Через четверть часа Керим возвратился с тремя заключенными и холщовым мешком с одеждой, веревками, инструментом и прочими необходимыми для побега вещами. Борцы за свободу татарского народа оказались молодыми интеллигентными ребятами, быстро заговорили на незнакомом языке и все поглядывали на Турецкого. А он пока снимал рубашку, джинсы и трусы, запихивал в приготовленный для этой цели целлофановый мешок с портретом коровьей морды, натягивал изношенный до дыр чей-то тренировочный костюм.
– Вы кеды тоже снимите, мы босиком пойдем,– еле слышно сказал один из ребят.– Вы следуйте за нами. Вот, посмотрите на карту. Надо будет идти по-трубам около восьми километров. Как только попадем к этой речке, сменим одежду и – в разные стороны. Учтите, что течение направлено вниз, в город. Нам ничего другого не остается, как рассчитывать на вашу порядочность.
Турецкий поспешно закивал, скинул кеды, привязал мешок к поясу – по примеру троицы.
Около получаса ушло на поднятие заранее выломанной каменной плиты. Распрощавшись с Керимом, оставшимся скрыть следы побега хотя бы на время, беглецы спустились на веревках в нижнее помещение, бывшее когда-то, по всей вероятности, канализационной камерой: из стен торчали покрытые закостеневшей слизью оборванные трубопроводы. Один из беглецов посветил фонариком на стену, дал знак – «здесь», и они втроем стали отбивать молотком, завернутым в мягкое тряпье, кусок за куском от стены, пока не открылась глубокая дыра с окружностью трубы внушительных размеров в полуметре от края. Было очевидно, что лаз тоже был подготовлен заранее и затем заделан снова, но уже тонкой стенкой из фанеры с нанесенным на ее поверхность слоем цемента. Из трубы понесло нечистотами.

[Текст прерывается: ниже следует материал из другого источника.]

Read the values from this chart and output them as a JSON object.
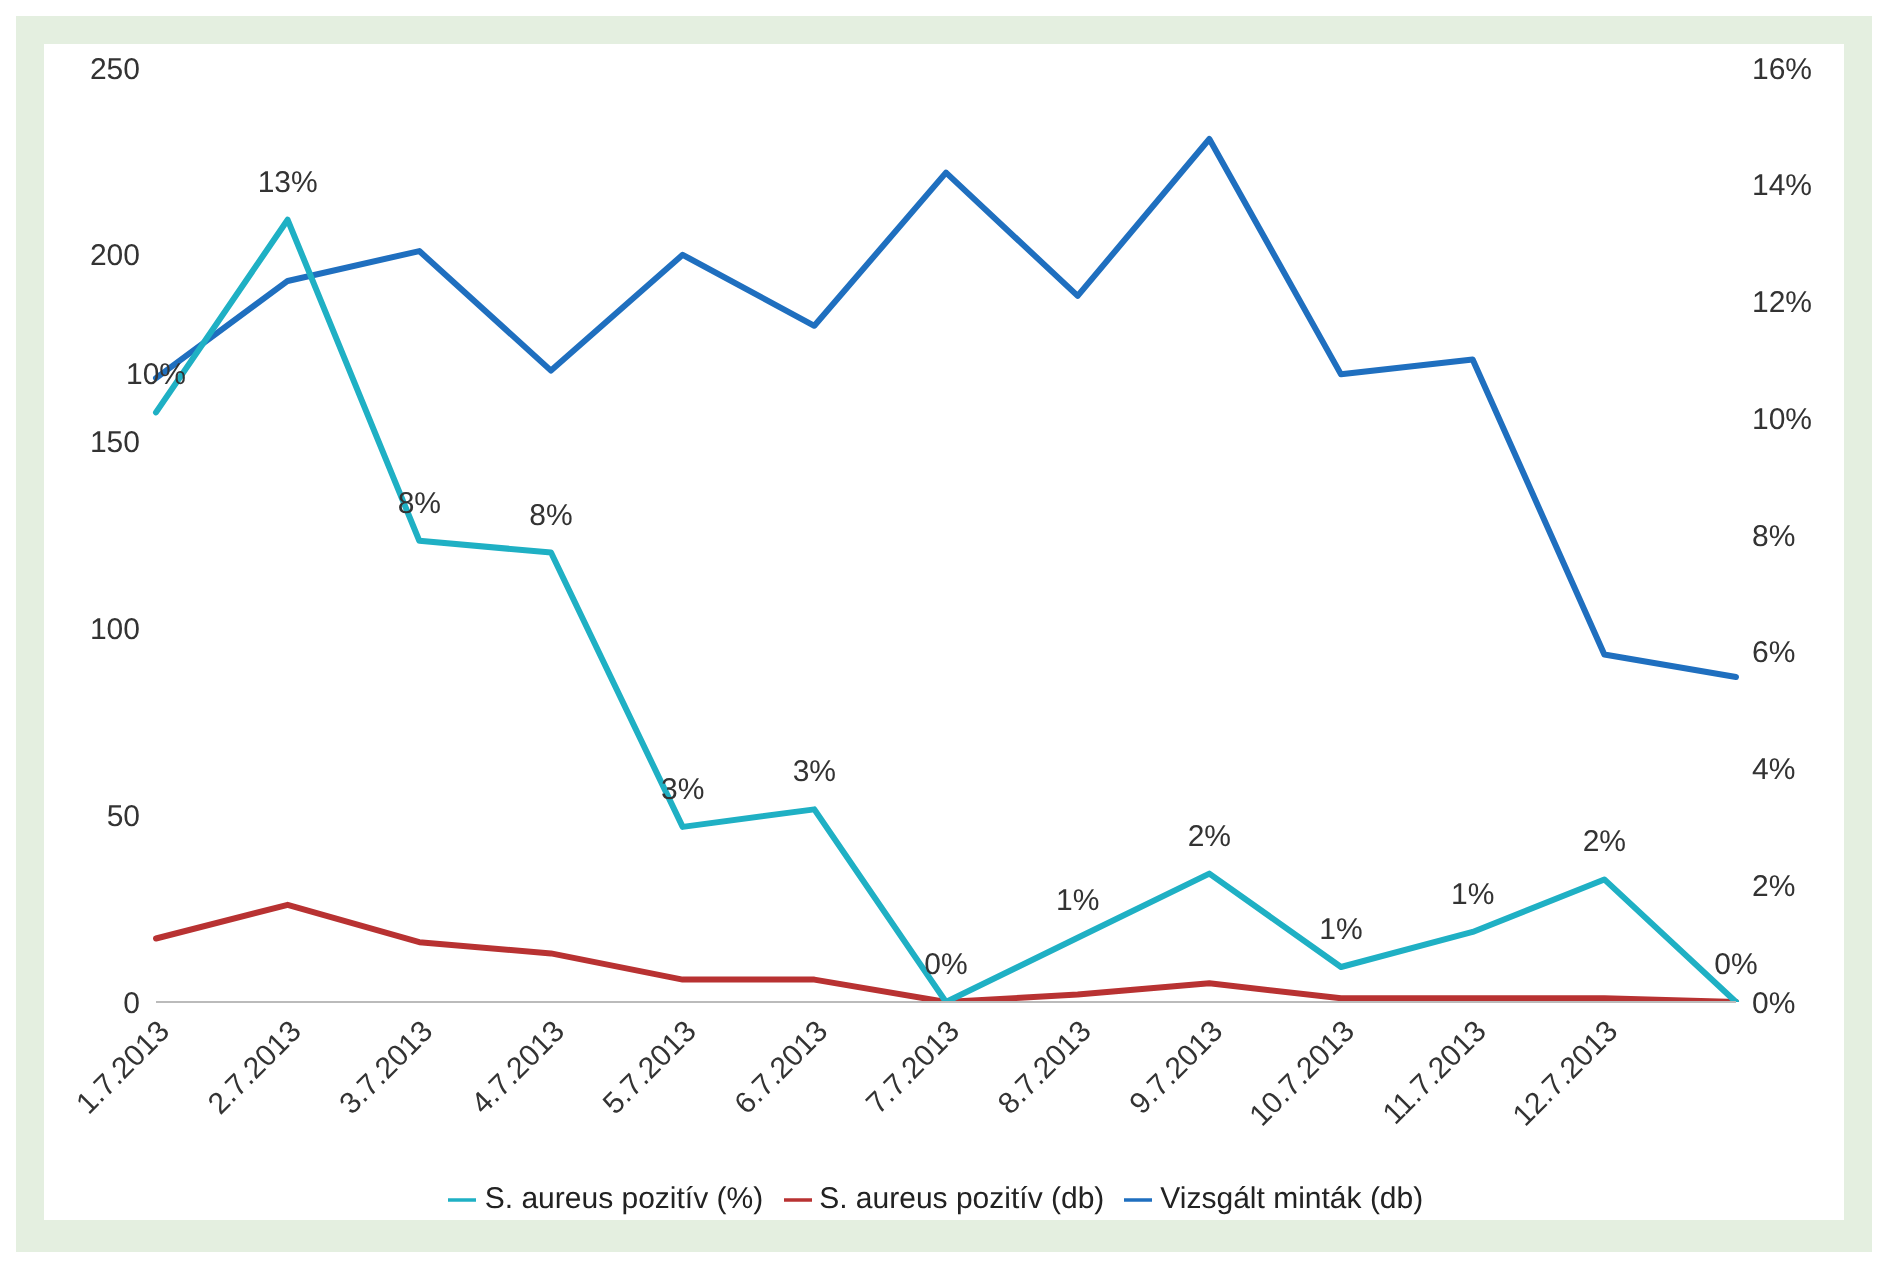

Один за другим беглецы влезли в трубу, парень «с фонариком – впереди, и по пластунски, действуя локтями и коленями, двинулись вперед, сдирая в кровь локти и коленки о заскорузлую поверхность. Труба постепенно расширялась, они уже не ползли, а карабкались на четвереньках. Сначала труба шла прямо, потом, еще немного увеличившись в диаметре, пошла немного под уклон. Преодолевать расстояние стало значительно легче, но вонь становилась все сильнее, глаза слезились от аммиачного испарения, подельники Турецкого удалились настолько, что он с трудом различал мерцание фонарика. Внезапно и этот слабый источник света исчез. Он прибавил шагу, почти побежал в полусогнутом состоянии, вытянув вперед руки, и – со всего маху врезался в преграду: труба в этом месте делала резкий поворот. Он снова увидел впереди слабый свет, труба сделалась огромной, и можно было выпрямиться во весь рост, но откуда-то сбоку в него ударило несильной струей жижи, он рванулся вперед – с другого боку била уже не струя, а целый водопад не то нечистот, не то химических отходов. Он оказался по щиколотку в этой дряни, скользил по дну, стараясь не уронить мешок, приходилось сдерживать темп, ноги несли его стремительно вперед, глаза, разъедаемые парами черт знает каких соединений, уже не видели ничего, ему казалось – еще один метр, и он больше не сможет шагать в этом зловонии, от которого готов был каждую секунду потерять сознание. Ему хотелось крикнуть: «ребята, давайте передохнем немножко», он повторял эти слова про себя, и от этого двигаться было еще труднее. Тогда он стал говорить вслух: «никакой передышки, скоро конец, скоро конец, никакой передышки». Голос его отдавался глухим эхом и умирал где-то далеко позади. И тогда возникли в памяти другие голоса, голоса его и Бабаянца, которыми произносилась та самая несусветица.